The BBC has become the first company to sub-licence television rights to the Olympic Games from Discovery Communications, the two corporations announced on Tuesday.
Already the United Kingdom's rights-holder for the 2018 Winter Games and 2020 Summer Games, the BBC has agreed to sub-licence free-to-air TV rights and digital rights from Discovery for the 2022 Winter and 2024 Summer Games.
Financial details were not disclosed.
"The BBC prides itself on bringing the biggest sporting moments to the public," BBC director general Tony Hall said in a press release.
"I'm delighted that through our new partnership with Discovery, the BBC will continue to carry the torch for great sporting coverage right through to the 2024 Games.

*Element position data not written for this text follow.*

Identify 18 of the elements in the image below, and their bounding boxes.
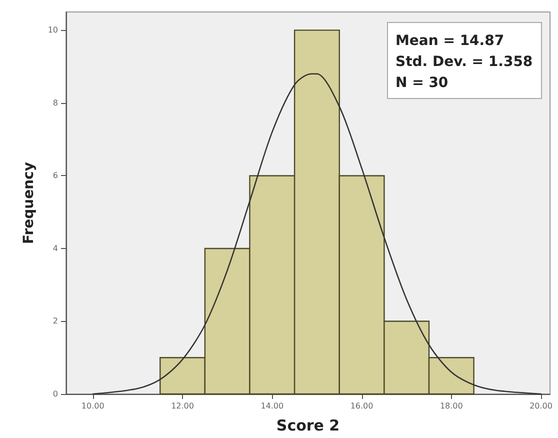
x-tick-label: 16.00 — [350, 402, 374, 410]
y-tick-label: 10 — [48, 26, 58, 35]
annotation: Std. Dev. = 1.358 — [396, 54, 533, 70]
x-tick-label: 18.00 — [440, 402, 463, 410]
y-tick-label: 8 — [52, 98, 58, 108]
x-tick-label: 12.00 — [171, 402, 194, 410]
y-tick-label: 2 — [52, 316, 58, 326]
y-tick-label: 6 — [52, 171, 58, 180]
y-axis-title: Frequency — [21, 162, 37, 244]
annotation: N = 30 — [396, 75, 448, 91]
x-tick-label: 20.00 — [530, 402, 552, 410]
line-series — [92, 73, 542, 395]
annotation: Mean = 14.87 — [396, 33, 504, 49]
x-tick-label: 10.00 — [81, 402, 104, 410]
y-tick-label: 4 — [52, 244, 58, 253]
y-tick-label: 0 — [52, 390, 58, 398]
x-axis-title: Score 2 — [276, 416, 340, 434]
x-tick-label: 14.00 — [260, 402, 284, 410]
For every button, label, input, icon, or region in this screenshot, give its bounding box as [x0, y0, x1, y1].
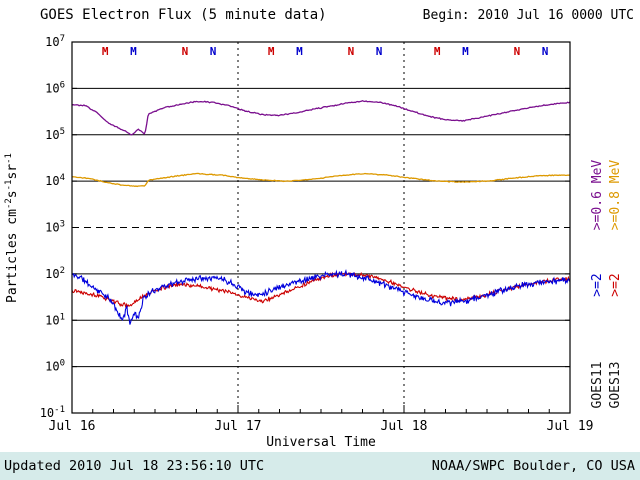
legend-goes11: GOES11	[590, 362, 605, 409]
noon-midnight-marker: N	[210, 45, 217, 58]
noon-midnight-marker: M	[462, 45, 469, 58]
legend-goes13-08mev: >=0.8 MeV	[608, 160, 623, 231]
y-tick-label: 10-1	[40, 405, 65, 420]
noon-midnight-marker: M	[268, 45, 275, 58]
x-tick-label: Jul 18	[381, 419, 428, 434]
y-tick-label: 101	[45, 312, 65, 327]
begin-timestamp: Begin: 2010 Jul 16 0000 UTC	[422, 8, 634, 23]
x-axis-label: Universal Time	[266, 435, 376, 450]
legend-goes13: GOES13	[608, 362, 623, 409]
y-tick-label: 104	[45, 173, 65, 188]
y-tick-label: 103	[45, 220, 65, 235]
credit-text: NOAA/SWPC Boulder, CO USA	[431, 458, 635, 474]
x-tick-label: Jul 16	[49, 419, 96, 434]
noon-midnight-marker: N	[182, 45, 189, 58]
updated-timestamp: Updated 2010 Jul 18 23:56:10 UTC	[4, 458, 265, 474]
plot-title: GOES Electron Flux (5 minute data)	[40, 7, 327, 23]
x-tick-label: Jul 17	[215, 419, 262, 434]
y-axis-label: Particles cm-2s-1sr-1	[4, 153, 20, 303]
y-tick-label: 102	[45, 266, 65, 281]
noon-midnight-marker: M	[434, 45, 441, 58]
series-goes11-ge2mev	[71, 269, 570, 325]
y-tick-label: 100	[45, 359, 65, 374]
noon-midnight-marker: N	[514, 45, 521, 58]
legend-goes11-2mev: >=2	[590, 273, 605, 296]
plot-border	[71, 41, 571, 414]
noon-midnight-marker: M	[102, 45, 109, 58]
noon-midnight-marker: M	[296, 45, 303, 58]
noon-midnight-marker: N	[376, 45, 383, 58]
y-tick-label: 106	[45, 80, 65, 95]
legend-goes13-06mev: >=0.6 MeV	[590, 160, 605, 231]
footer-bar: Updated 2010 Jul 18 23:56:10 UTC NOAA/SW…	[0, 452, 640, 480]
noon-midnight-marker: N	[542, 45, 549, 58]
y-tick-label: 105	[45, 127, 65, 142]
y-tick-label: 107	[45, 34, 65, 49]
noon-midnight-marker: M	[130, 45, 137, 58]
legend-goes13-2mev: >=2	[608, 273, 623, 296]
electron-flux-chart: Particles cm-2s-1sr-1 Universal Time 107…	[4, 34, 623, 450]
right-legend: >=0.6 MeV >=0.8 MeV >=2 >=2 GOES11 GOES1…	[590, 160, 623, 409]
x-tick-label: Jul 19	[547, 419, 594, 434]
noon-midnight-marker: N	[348, 45, 355, 58]
series-goes13-ge08mev	[72, 172, 571, 188]
series-goes13-ge06mev	[71, 99, 571, 136]
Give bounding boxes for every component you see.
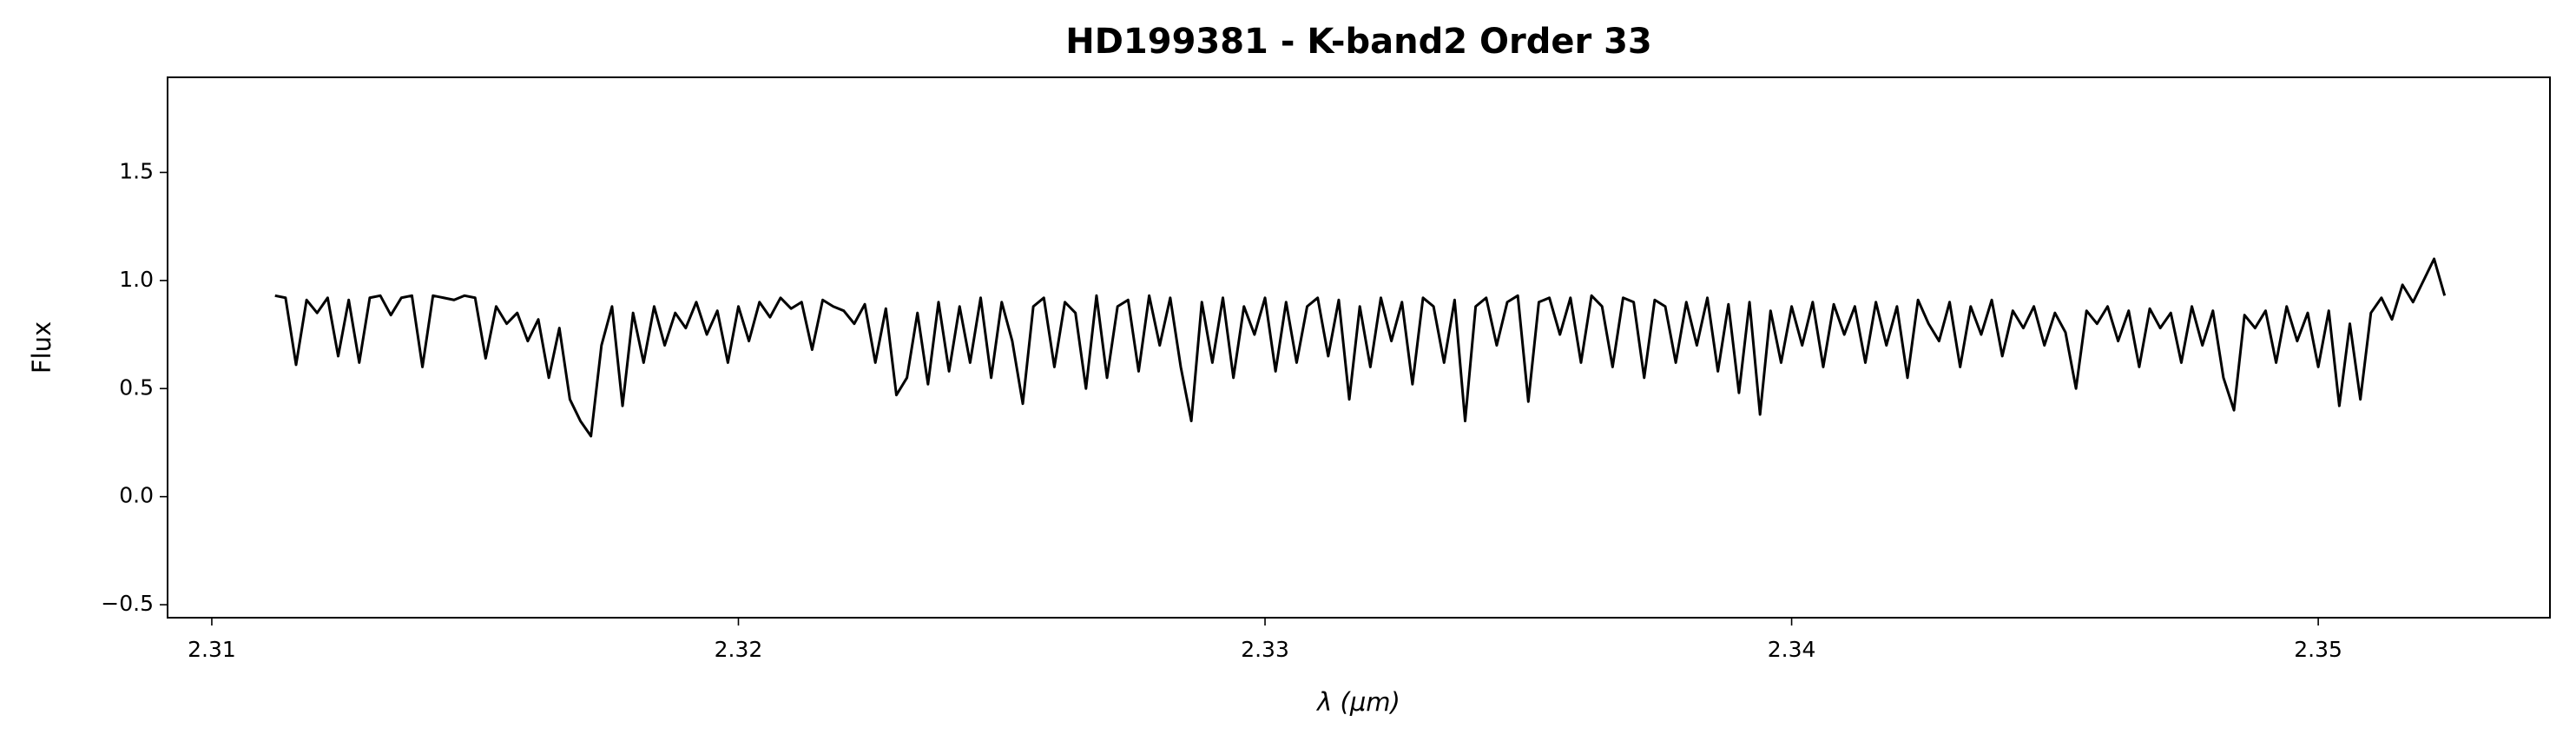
- y-axis-label: Flux: [27, 321, 56, 374]
- y-tick-label: 1.5: [119, 158, 154, 183]
- y-tick-label: 1.0: [119, 267, 154, 292]
- x-tick-label: 2.31: [188, 637, 236, 662]
- x-tick-label: 2.35: [2294, 637, 2342, 662]
- plot-frame: [167, 76, 2551, 619]
- y-tick-label: 0.5: [119, 374, 154, 400]
- y-tick-label: 0.0: [119, 483, 154, 508]
- spectrum-line: [274, 257, 2447, 438]
- chart-title: HD199381 - K-band2 Order 33: [1065, 22, 1652, 62]
- y-tick-label: −0.5: [101, 591, 154, 616]
- x-axis-label: λ (μm): [1315, 687, 1400, 717]
- x-tick-label: 2.33: [1241, 637, 1289, 662]
- x-tick-label: 2.32: [715, 637, 763, 662]
- x-tick-label: 2.34: [1768, 637, 1816, 662]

"While the BBC has had to take some tough financial decisions, this partnership underlines our commitment to making world-class sport available to all."
American firm Discovery announced last June that it had paid 1.3 billion euros ($1.44 billion) for exclusive multimedia rights for 50 countries and territories in Europe for every Games between 2018 and 2024.
As part of the deal announced on Tuesday, Discovery will sub-licence pay-TV rights in the UK to the 2018 and 2020 Olympics from the BBC.
"Today's agreement is a win for UK sports fans and marks an exciting new chapter in Discovery and the BBC's partnership on major sporting events," said Discovery president and CEO David Zaslav.
"For 30 years, our two organisations have chartered new frontiers with co-production partnerships in factual and natural history programming.
"Now we join together once again to bring the most compelling stories of human ambition, sacrifice and achievement to people across the UK."